D

Exhibitions

in the Show Warehouse of the Poll Gallery:
Cinémas perdus
Photographs by Richard Thieler

25 February – 21 March 2020

For the 70th Berlinale, Galerie Poll is showing cinema photographs by Richard Thieler in its Schaulager. Under the title Cinémas perdus, the gallery will present its second solo exhibition of works by Thieler, who was born in Berlin in 1963, bringing together around thirty colour photographs of abandoned cinemas from Germany, Denmark, France, Great Britain, the Czech Republic and the United States made between 2011 and 2019.

Thieler photographed the Lido cinema in Brunswick, Germany, in 2018.The photograph serves as the motif for the exhibition’s invitation card and poster. The Lido was opened in 1958 in a former air-raid shelter opposite the city’s main railway station. At the time, there were twenty-one cinemas in Brunswick. The Lido has been closed since 1984, and today the building houses a discotheque. In 2020, Brunswick still has two multiplexes, a cinema run by a student association and two seasonal film screening locations in Brunswick Palace and the Audimax of the Technical University. This decline is exemplary for the worldwide loss of cinemas, which began in the late 1950s with the arrival of the television set in households and is now being driven by video, DVD, special-interest TV channels and Internet services such as Netflix.

The photographer usually approaches the cinemas he photographs from the front, showing either the entire building in a frontal view or an architecturally characteristic section of the facade. In any case, Thieler makes sure that the cinema’s name always remains visible. This consistent composition allows him to emphasize the formal similarities of cinema architectures that are located geographically far apart, and a comparative view produces a special tension in this photo series.

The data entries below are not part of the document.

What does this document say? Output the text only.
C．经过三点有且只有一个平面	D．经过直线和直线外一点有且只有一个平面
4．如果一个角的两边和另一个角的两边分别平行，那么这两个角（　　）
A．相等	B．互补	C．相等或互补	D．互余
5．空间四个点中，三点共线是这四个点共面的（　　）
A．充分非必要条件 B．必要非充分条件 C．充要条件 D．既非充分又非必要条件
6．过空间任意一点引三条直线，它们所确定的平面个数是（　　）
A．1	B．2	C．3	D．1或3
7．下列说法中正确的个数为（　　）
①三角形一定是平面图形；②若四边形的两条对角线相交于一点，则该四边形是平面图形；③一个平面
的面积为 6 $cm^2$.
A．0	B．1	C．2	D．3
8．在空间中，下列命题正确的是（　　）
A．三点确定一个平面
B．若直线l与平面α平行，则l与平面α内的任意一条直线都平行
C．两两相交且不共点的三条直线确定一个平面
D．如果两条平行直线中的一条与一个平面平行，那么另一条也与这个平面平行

In the meantime, Thieler has photographed around 600 cinemas worldwide—open and closed, by day and by night—and has presented them in solo and thematic exhibitions in Berlin and elsewhere, including in 2017 at the Kunsthalle Erfurt. Over the past eleven years, he has created a unique cultural-sociological and architectural-historical documentation of cinemas. The photographs contain details such as film posters, billboards, or graffiti, as well as depictions of everyday life around the cinemas as places where people come together in public. Since every viewer brings their own story to a cinema, Thieler succeeds in evoking personal memories with his photographs and thus capturing the cinema’s magic.